NSA-Chef Alexander sagte am Mittwoch vor einem Senatsausschuss in Washington aus. Es war das erste Mal, dass er sich öffentlich zu den Programmen zur massiven Daten-Sammlung äußerte, seit der ehemalige Geheimdienstler Snowden sie vergangene Woche enthüllt hatte. „Dies hat geholfen, Dutzende terroristische Ereignisse zu verhindern“, sagte der General. Er versprach, eine exakte Zahl zu veröffentlichen.
Im einzelnen erwähnte der NSA-Chef jetzt bereits zwei Fälle. Einer davon sei der geplante Anschlag von drei Islamisten auf die New Yorker U-Bahn im September 2009. Das Trio war aber einen Tag vor der Aktion aufgeflogen.
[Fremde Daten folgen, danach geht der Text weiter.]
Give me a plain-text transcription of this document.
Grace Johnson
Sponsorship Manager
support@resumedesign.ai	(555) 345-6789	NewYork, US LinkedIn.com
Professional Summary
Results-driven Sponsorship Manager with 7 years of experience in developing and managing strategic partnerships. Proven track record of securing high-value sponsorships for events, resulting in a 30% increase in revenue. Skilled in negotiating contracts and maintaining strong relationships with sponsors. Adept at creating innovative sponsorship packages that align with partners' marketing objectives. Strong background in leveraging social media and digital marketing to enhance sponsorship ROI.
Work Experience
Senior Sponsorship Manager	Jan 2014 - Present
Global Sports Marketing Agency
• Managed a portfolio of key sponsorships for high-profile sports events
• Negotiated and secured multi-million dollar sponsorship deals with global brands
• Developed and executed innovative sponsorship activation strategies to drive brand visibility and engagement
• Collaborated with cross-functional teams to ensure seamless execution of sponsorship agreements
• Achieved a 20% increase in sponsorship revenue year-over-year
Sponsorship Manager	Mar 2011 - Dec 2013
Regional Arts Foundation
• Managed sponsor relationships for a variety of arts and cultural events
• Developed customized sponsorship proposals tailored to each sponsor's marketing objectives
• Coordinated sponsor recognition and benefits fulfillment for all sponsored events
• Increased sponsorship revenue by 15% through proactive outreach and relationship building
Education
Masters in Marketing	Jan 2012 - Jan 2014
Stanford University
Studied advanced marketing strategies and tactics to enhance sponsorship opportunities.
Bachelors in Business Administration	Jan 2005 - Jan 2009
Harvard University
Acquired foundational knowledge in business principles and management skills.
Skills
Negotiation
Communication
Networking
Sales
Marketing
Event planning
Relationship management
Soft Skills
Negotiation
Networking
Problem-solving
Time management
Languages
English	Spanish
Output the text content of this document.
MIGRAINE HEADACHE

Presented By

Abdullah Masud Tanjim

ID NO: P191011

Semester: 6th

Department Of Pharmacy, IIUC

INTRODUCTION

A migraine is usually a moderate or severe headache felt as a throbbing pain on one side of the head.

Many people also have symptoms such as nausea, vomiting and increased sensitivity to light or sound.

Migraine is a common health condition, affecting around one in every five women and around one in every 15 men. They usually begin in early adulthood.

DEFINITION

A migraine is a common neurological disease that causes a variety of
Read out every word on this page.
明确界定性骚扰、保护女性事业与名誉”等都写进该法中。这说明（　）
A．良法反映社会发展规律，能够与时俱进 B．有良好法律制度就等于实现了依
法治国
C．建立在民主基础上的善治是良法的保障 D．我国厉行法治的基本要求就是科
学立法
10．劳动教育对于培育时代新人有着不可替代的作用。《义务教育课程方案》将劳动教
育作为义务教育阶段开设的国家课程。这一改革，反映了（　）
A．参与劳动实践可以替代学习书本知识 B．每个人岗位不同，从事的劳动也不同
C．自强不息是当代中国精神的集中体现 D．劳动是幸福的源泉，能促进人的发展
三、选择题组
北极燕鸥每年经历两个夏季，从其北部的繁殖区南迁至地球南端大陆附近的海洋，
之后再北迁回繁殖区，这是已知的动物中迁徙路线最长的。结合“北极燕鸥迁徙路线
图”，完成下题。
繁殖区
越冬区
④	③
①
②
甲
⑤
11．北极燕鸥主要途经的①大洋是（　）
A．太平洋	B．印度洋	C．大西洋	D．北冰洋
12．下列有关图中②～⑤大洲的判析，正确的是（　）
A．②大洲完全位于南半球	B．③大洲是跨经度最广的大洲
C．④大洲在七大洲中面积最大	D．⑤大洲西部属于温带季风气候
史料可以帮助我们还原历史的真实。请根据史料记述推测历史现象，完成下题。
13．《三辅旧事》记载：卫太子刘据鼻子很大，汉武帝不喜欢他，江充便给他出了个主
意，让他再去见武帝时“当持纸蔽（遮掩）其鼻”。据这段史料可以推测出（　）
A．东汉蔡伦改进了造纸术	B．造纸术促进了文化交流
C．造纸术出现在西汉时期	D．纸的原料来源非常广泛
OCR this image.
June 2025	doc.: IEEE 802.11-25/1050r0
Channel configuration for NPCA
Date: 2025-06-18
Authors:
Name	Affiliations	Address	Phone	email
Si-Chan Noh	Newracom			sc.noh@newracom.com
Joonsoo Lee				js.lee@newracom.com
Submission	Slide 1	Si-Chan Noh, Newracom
Alexander erwähnte außerdem David Headley, der wegen seiner Beteiligung an der Terrorattacke in Mumbai 2008 in einem US-Gefängnis sitzt. „Ich glaube, wir tun hier das Richtige, um die amerikanischen Bürger zu beschützen“, sagte Alexander.

Chinas Regierung übte grundsätzlich Kritik an Computerspionage, äußerte sich am Donnerstag aber nicht zum Fall Snowden. „Wir sind gegen alle Formen von Cyber-Attacken“, sagte die Außenamtssprecherin dazu nur allgemein. China sei selbst „eines der großen Opfer“ von Computerangriffen und befürworte Dialog mit anderen Ländern, um gemeinsam die Sicherheit im Internet zu gewährleisten.

Die USA hatten China zuletzt in immer schärferem Ton vorgeworfen, hinter massiven Cyber-Attacken im Westen zu stecken. Die chinesische Regierung hatte dies stets bestritten.